Hatcheries – in some parts of the world – are one last, desperate step of action by conservationists to prevent sea turtles from going totally extinct. And another factor contributes to the great level of insecurity that comes along with this type of work:
Due to the late sexual maturity of some sea turtle species and populations (the Green and Hawksbill Turtles in the Pacific Ocean for example are said to reach maturity between 30 and 40 years of age), the effects of many younger hatchery programs are not visible yet. This is because population sizes are mostly estimated by the development of the nesting population on a certain beach. For many years and decades, it remains questionable if the egg protection efforts are effective and succeed in stabilizing the sea turtle population. In these cases, it needs some very dedicated conservationists who are willing to commit a lifetime for a potentially hopeless cause.
IF APPROPRIATE TECHNIQUES ARE APPLIED,
hatcheries can be a perfect tool to increase sea turtle population levels. Hatchery work enables to increase natality rates to the level where they outweigh the mortality rates. As most of the mortality happens in the ocean, it is not directly influencable by us people on land and needs some long-term measures, behaviour changes and policy changes. Therefore, increasing the natality rates is a more effective protection tool in the short run, as it has immediate outcomes.
The hatchery work includes the transfer of nests to the hatchery, their monitoring, hatching and release events, the excavation of older nests and finally the analysis of the obtained data. These last two steps make it possible to reveal potential mistakes in the hatchery management, as they reveal hatching and emergence success rates, factors that influence these rates and how they might be interconnected, and the potential death causes of sea turtle embryos.

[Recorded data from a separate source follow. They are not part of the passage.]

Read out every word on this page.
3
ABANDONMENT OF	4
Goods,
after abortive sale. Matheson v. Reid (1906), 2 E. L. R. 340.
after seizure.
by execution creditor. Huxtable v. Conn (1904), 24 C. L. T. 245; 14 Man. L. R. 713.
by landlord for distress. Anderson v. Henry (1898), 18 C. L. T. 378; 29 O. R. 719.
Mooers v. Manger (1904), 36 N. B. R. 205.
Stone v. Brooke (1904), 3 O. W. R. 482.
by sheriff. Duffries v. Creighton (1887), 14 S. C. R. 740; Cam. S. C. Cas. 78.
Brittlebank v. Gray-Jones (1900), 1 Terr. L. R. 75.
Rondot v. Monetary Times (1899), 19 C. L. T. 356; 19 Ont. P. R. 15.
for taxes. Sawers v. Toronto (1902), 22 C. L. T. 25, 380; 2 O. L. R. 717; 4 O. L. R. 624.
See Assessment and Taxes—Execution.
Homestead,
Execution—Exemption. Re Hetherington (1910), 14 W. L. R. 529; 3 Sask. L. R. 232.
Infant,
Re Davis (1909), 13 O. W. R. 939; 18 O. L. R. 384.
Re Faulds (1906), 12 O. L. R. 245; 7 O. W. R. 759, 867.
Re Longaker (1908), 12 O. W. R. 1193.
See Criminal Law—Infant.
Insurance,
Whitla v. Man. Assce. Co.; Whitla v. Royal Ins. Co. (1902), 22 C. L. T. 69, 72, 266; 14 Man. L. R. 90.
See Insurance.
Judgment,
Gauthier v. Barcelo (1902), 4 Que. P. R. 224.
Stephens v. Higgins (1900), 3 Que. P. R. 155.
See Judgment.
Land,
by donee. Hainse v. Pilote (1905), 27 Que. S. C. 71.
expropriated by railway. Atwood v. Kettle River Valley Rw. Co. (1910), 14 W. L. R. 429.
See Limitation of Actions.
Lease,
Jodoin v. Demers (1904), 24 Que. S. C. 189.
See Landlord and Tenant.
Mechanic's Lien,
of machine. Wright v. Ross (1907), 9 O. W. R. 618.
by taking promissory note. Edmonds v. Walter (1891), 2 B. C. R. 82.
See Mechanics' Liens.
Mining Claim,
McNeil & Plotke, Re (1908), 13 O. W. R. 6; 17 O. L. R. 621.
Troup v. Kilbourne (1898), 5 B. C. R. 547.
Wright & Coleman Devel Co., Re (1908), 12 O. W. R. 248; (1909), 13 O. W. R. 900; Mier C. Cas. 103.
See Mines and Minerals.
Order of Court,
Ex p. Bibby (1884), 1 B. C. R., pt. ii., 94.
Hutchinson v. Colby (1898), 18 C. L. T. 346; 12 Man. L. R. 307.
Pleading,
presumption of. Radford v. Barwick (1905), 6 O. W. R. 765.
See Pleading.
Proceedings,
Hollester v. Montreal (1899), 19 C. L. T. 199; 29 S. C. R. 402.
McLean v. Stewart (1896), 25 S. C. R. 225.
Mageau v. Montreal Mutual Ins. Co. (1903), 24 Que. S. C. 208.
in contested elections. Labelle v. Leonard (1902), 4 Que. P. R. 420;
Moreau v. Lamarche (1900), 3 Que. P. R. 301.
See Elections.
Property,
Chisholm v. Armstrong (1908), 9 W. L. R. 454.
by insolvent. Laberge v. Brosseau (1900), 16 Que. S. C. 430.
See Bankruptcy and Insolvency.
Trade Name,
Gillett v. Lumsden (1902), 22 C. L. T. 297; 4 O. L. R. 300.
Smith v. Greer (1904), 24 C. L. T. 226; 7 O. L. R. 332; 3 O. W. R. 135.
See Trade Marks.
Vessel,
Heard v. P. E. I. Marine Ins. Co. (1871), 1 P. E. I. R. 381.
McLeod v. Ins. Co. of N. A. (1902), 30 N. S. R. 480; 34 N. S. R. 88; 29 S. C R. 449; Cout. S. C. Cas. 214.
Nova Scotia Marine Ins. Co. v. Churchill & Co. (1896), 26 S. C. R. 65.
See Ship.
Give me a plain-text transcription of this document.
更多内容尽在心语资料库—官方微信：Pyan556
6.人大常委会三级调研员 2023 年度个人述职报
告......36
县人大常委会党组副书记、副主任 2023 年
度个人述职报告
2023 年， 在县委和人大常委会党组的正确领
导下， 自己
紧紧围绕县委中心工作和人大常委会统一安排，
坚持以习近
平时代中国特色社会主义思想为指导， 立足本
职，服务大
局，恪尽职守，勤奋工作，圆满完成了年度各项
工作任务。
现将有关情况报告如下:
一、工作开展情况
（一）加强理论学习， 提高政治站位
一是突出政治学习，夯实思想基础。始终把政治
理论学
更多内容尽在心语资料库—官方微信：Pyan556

By knowing all this, it is possible to improve the hatchery work and to raise the success rates. If temperature patterns are fully understood, it is even possible to “work against” negative natural influences like extreme weather periods. Yes, hatchery work gives a great potential to work against nature. For egg protection,
HUMANS MUST INTERFERE WITH NATURE
as the nests must be protected from natural threats like predators and inundation. These threats have always been there and are not the reason for the population decline – only now there is an imbalance as the natural threats have stayed constant while the population numbers have not. Another concern are raised sand temperatures on nesting beaches due to climate change and the removal of beachfront vegetation, which affect sex ratios and increase embryo mortality. In this case, interference with nature becomes even more important. The artificial shading of nests in hatcheries helps to work against the human-induced heating, until evolution might be able to adapt to these new circumstances. Only when we achieve to stabilize sea turtle populations by reducing human-induced mortality and raising natality, we can leave sea turtle nests unprotected and unobserved on the beach – just as it is supposed to be.
So to conclude this thought: Interference with nature – in my opinion – is highly justifiable if the reason for this interference is prior interference by other humans. Just as the thing with playing god.